But they should be outraged at the news now trickling out that the real reason veterans were left dangling by their lawmakers was a bout of petty squabbling between a senator and a representative that evolved into a brawl between the leaders of Senate and the House.
The sad saga began when Rep. Becky Lockhart, R-Provo, and Sen. Chris Buttars, R-West Jordan, sponsored similar bills designed to break the practice of insurance companies refusing to cover care provided by a doctor outside the company's network.
Both bills intended to help consumers by allowing them to seek care from doctors of their own choice, rather than those dictated by a monopolistic health care conglomerate.
But the initial noble goal of doing something good for the public eventually took a back seat to the egos of the legislators.
Buttars' legislation, Senate Bill 34, passed the Senate for the final time on Feb. 24. It then sat in the House Rules Committee without a public airing from Feb. 24 to March 2. Lockhart is chairman of the House Rules Committee and senators began grumbling that she was sitting on Buttars' bill so her bill would pass instead.
Lockhart's bill, House Bill 272, passed in the House by an overwhelming 73-0 margin with two absent. That vote occurred on Feb. 28 while Buttars' bill still languished in Lockhart's Rules Committee.
But Buttars would have his revenge.
Lockhart's bill came to a vote on the Senate floor on March 2. It failed by one vote. Buttars voted against it, even though it would have achieved the same goal his bill would have achieved.
Buttars' SB34 then eventually died in the House Rules Committee without a public debate on the House floor.
Tempers, by the final week of the legislative session, were flaring and some legislators involved in back-room teeming during that time say that is what finally burned the veterans' nursing home appropriation.
The nursing home bill, sponsored by Rep. Greg Buxton, R-Roy, passed the House, but never got an airing in the Senate. It instead became a pawn in behind-the-scenes bickering between the Republican leaders of the House and Senate.
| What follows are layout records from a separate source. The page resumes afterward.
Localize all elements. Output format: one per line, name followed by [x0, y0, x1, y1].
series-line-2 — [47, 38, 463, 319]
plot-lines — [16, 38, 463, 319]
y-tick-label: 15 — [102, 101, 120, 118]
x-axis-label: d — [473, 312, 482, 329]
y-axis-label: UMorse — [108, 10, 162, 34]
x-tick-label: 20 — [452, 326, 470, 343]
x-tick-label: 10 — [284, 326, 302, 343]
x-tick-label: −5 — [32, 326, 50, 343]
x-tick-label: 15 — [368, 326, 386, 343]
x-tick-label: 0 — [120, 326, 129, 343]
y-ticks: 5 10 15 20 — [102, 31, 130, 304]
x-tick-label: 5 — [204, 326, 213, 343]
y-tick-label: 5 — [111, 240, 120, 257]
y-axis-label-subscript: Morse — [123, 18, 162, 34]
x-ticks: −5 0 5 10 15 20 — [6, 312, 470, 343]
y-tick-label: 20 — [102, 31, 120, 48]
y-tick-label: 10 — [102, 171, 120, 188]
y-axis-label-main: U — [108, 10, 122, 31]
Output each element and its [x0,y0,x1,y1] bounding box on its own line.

The bill would have provided $4.5 million as the matching funds needed for an $8.2 million ante by the Veterans Administration to construct a nearly $13 million fully equipped nursing home on land in Weber County already donated to the veterans through the efforts of Sen. Orrin Hatch, R-Utah.
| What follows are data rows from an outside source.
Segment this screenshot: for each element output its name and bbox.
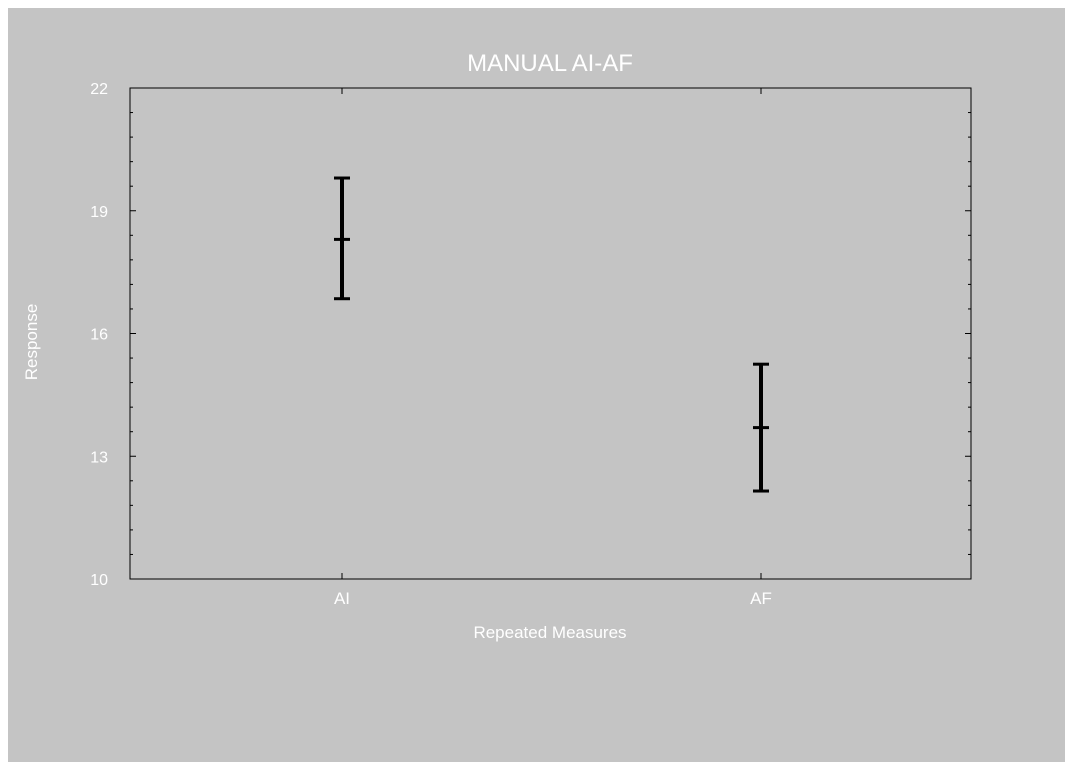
y-tick-label: 13 xyxy=(90,449,108,466)
axis-ticks xyxy=(130,87,971,580)
y-axis-label: Response xyxy=(22,304,41,381)
y-tick-label: 10 xyxy=(90,572,108,589)
error-bar xyxy=(334,176,350,301)
y-tick-label: 16 xyxy=(90,327,108,344)
chart-title: MANUAL AI-AF xyxy=(467,50,633,77)
tick-labels: 10 13 16 19 22 AI AF xyxy=(90,81,772,608)
chart-canvas: MANUAL AI-AF Response Repeated Measures … xyxy=(8,8,1065,762)
error-bar xyxy=(753,362,769,493)
error-bars xyxy=(334,176,769,493)
x-tick-label: AF xyxy=(750,589,772,608)
plot-area-frame xyxy=(129,87,972,580)
error-bar-chart: MANUAL AI-AF Response Repeated Measures … xyxy=(22,50,972,642)
x-tick-label: AI xyxy=(334,589,350,608)
x-axis-label: Repeated Measures xyxy=(473,623,626,642)
y-tick-label: 22 xyxy=(90,81,108,98)
y-tick-label: 19 xyxy=(90,204,108,221)
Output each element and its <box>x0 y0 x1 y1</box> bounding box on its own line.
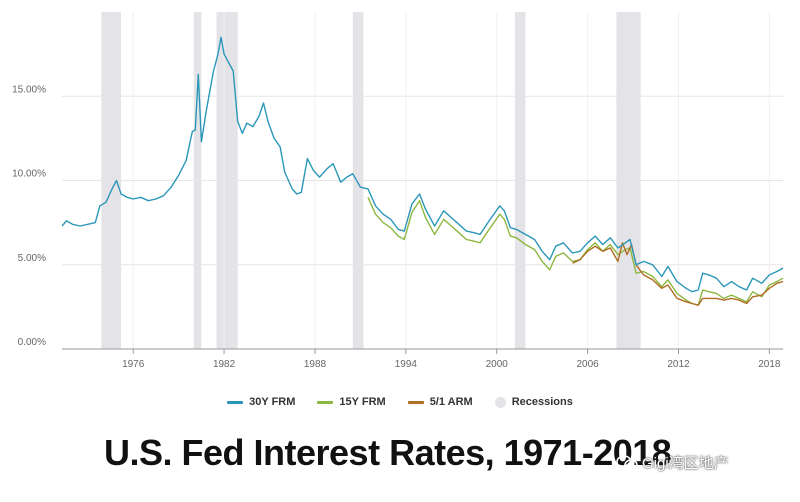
y-tick-label-1: 5.00% <box>18 253 46 264</box>
watermark: Gigi湾区地产 <box>616 452 729 473</box>
wechat-icon <box>616 454 638 471</box>
series-line-15y-frm <box>367 197 784 306</box>
legend-label-15y: 15Y FRM <box>339 396 386 408</box>
x-tick-label-5: 2006 <box>576 359 599 370</box>
legend-swatch-arm <box>407 400 424 404</box>
chart: 0.00% 5.00% 10.00% 15.00% 1976 1982 1988 1994 2… <box>12 12 784 370</box>
legend-label-recessions: Recessions <box>511 396 573 408</box>
series-line-30y-frm <box>61 36 784 293</box>
watermark-text: Gigi湾区地产 <box>642 455 729 472</box>
x-axis-ticks: 1976 1982 1988 1994 2000 2006 2012 2018 <box>62 348 783 370</box>
x-tick-label-3: 1994 <box>395 359 418 370</box>
x-tick-label-6: 2012 <box>667 359 690 370</box>
legend-item-30y[interactable]: 30Y FRM <box>227 396 295 408</box>
series-lines <box>61 36 784 306</box>
legend-swatch-30y <box>227 400 244 404</box>
legend-item-recessions[interactable]: Recessions <box>494 396 573 408</box>
x-tick-label-1: 1982 <box>213 359 236 370</box>
chart-caption: U.S. Fed Interest Rates, 1971-2018 <box>104 432 672 473</box>
x-tick-label-0: 1976 <box>122 359 145 370</box>
legend-item-15y[interactable]: 15Y FRM <box>317 396 386 408</box>
y-tick-label-3: 15.00% <box>12 84 46 95</box>
x-tick-label-7: 2018 <box>758 359 781 370</box>
gridlines <box>62 12 783 350</box>
legend-item-arm[interactable]: 5/1 ARM <box>407 396 473 408</box>
legend-dot-recessions <box>494 396 506 408</box>
legend: 30Y FRM 15Y FRM 5/1 ARM Recessions <box>0 396 800 408</box>
x-tick-label-4: 2000 <box>486 359 509 370</box>
x-tick-label-2: 1988 <box>304 359 327 370</box>
legend-label-30y: 30Y FRM <box>249 396 296 408</box>
y-tick-label-2: 10.00% <box>12 169 46 180</box>
y-axis-ticks: 0.00% 5.00% 10.00% 15.00% <box>12 84 46 348</box>
legend-label-arm: 5/1 ARM <box>429 396 473 408</box>
y-tick-label-0: 0.00% <box>18 337 46 348</box>
series-line-5-1-arm <box>572 242 784 306</box>
legend-swatch-15y <box>317 400 334 404</box>
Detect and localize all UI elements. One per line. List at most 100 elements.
Senators expressed concerns that the Utah nursing home was low on a long list of V.A. funding needs across the country. The $4.5 million appropriation would not guarantee the nursing home would be built. But Buxton thought he had alleviated those concerns by getting assurances from V.A. and military officials that the Utah appropriations would move the Ogden nursing home up on the priority list and give it a good chance of making the V.A.'s funding list.
Senators also complained that after the Legislature funded a veterans' nursing home in Salt Lake City several years ago, the veterans came back for more money for the project in subsequent sessions. Buxton also got assurances that wouldn't happen this time and he noted that with the V.A. nursing home, the feds would pay $60 per diem expenses daily for each resident, or about $2.6 million a year. But Buxton was up against a torrent of resentment toward the House.
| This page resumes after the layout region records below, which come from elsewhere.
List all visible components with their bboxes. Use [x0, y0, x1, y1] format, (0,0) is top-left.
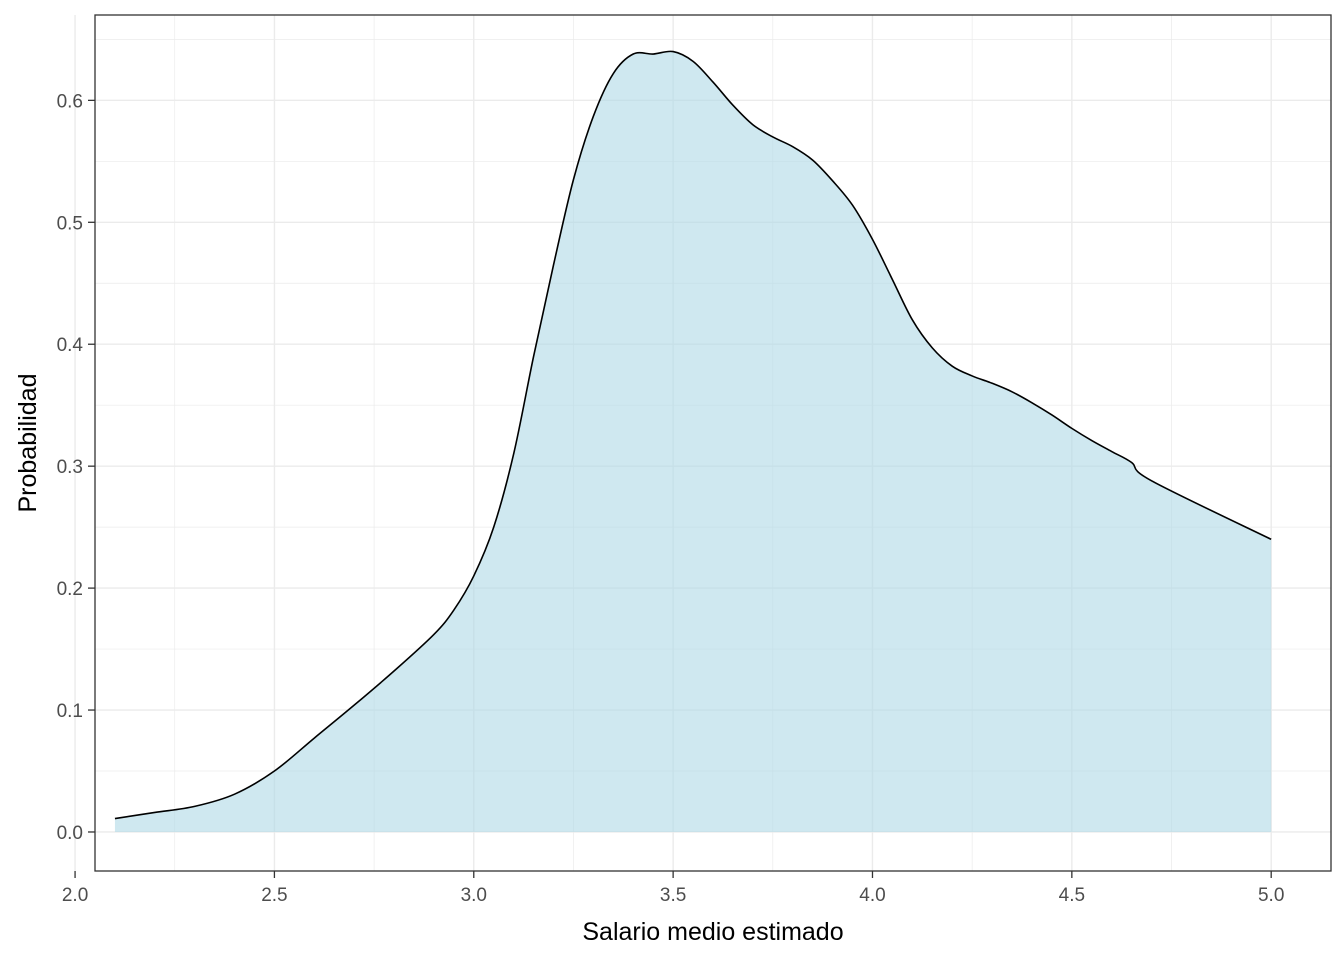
- y-tick-label: 0.3: [57, 457, 83, 478]
- y-tick-label: 0.5: [57, 213, 83, 234]
- y-tick-label: 0.4: [57, 335, 84, 356]
- x-axis: 2.0 2.5 3.0 3.5 4.0 4.5 5.0: [62, 871, 1284, 906]
- y-tick-label: 0.0: [57, 823, 83, 844]
- x-tick-label: 3.5: [660, 885, 686, 906]
- y-axis: 0.0 0.1 0.2 0.3 0.4 0.5 0.6: [57, 91, 95, 844]
- panel-border: [94, 14, 1332, 872]
- y-tick-label: 0.6: [57, 91, 83, 112]
- x-axis-title: Salario medio estimado: [582, 918, 843, 946]
- x-tick-label: 3.0: [461, 885, 487, 906]
- x-tick-label: 4.5: [1059, 885, 1085, 906]
- density-line: [114, 50, 1272, 820]
- x-tick-label: 4.0: [859, 885, 885, 906]
- x-tick-label: 2.0: [62, 885, 88, 906]
- y-tick-label: 0.1: [57, 701, 83, 722]
- density-area: [114, 51, 1272, 832]
- y-tick-label: 0.2: [57, 579, 83, 600]
- x-tick-label: 2.5: [261, 885, 287, 906]
- y-axis-title: Probabilidad: [14, 374, 42, 513]
- x-tick-label: 5.0: [1258, 885, 1284, 906]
Buttars had sponsored a bill called the Drug Offenders Rehabilitation Act (DORA) that would provide treatment for drug offenders who had committed crimes. That would have cost the state about $6 million the first year, then a little more each year after that.
The Senate liked DORA and in negotiations between the leaders of the Senate and House, DORA was offered as trade bait. If the House passed DORA, the Senate would pass the veterans' nursing home.
The negotiations were not made in the Executive Appropriations Committee, the forum for finalizing funding priorities. They were conducted among just the Republican leaders, without the Democrats.
And it got ugly.
Buttars publicly accused leaders of the House of "playing games." House leaders said they wre being blackmailed by the Senate. Speaker Greg Curtis, R-Sandy, and Majority Leader Jeff Alexander, R-Provo, reportedly exploded into temper tantrums during a closed-door meeting with senators two days before the end of the session.
The arguments continued until the final hour of the legislative session, but both bills died at the stroke of midnight on the last night.
Buxton, meanwhile, broke the bad news to George Whalen, Utah's only living recipient of the Medal of Honor for his heroics in World War II.
"I told him we would try again next year," said Buxton. "He told me he wasn't sure if he would still be around next year."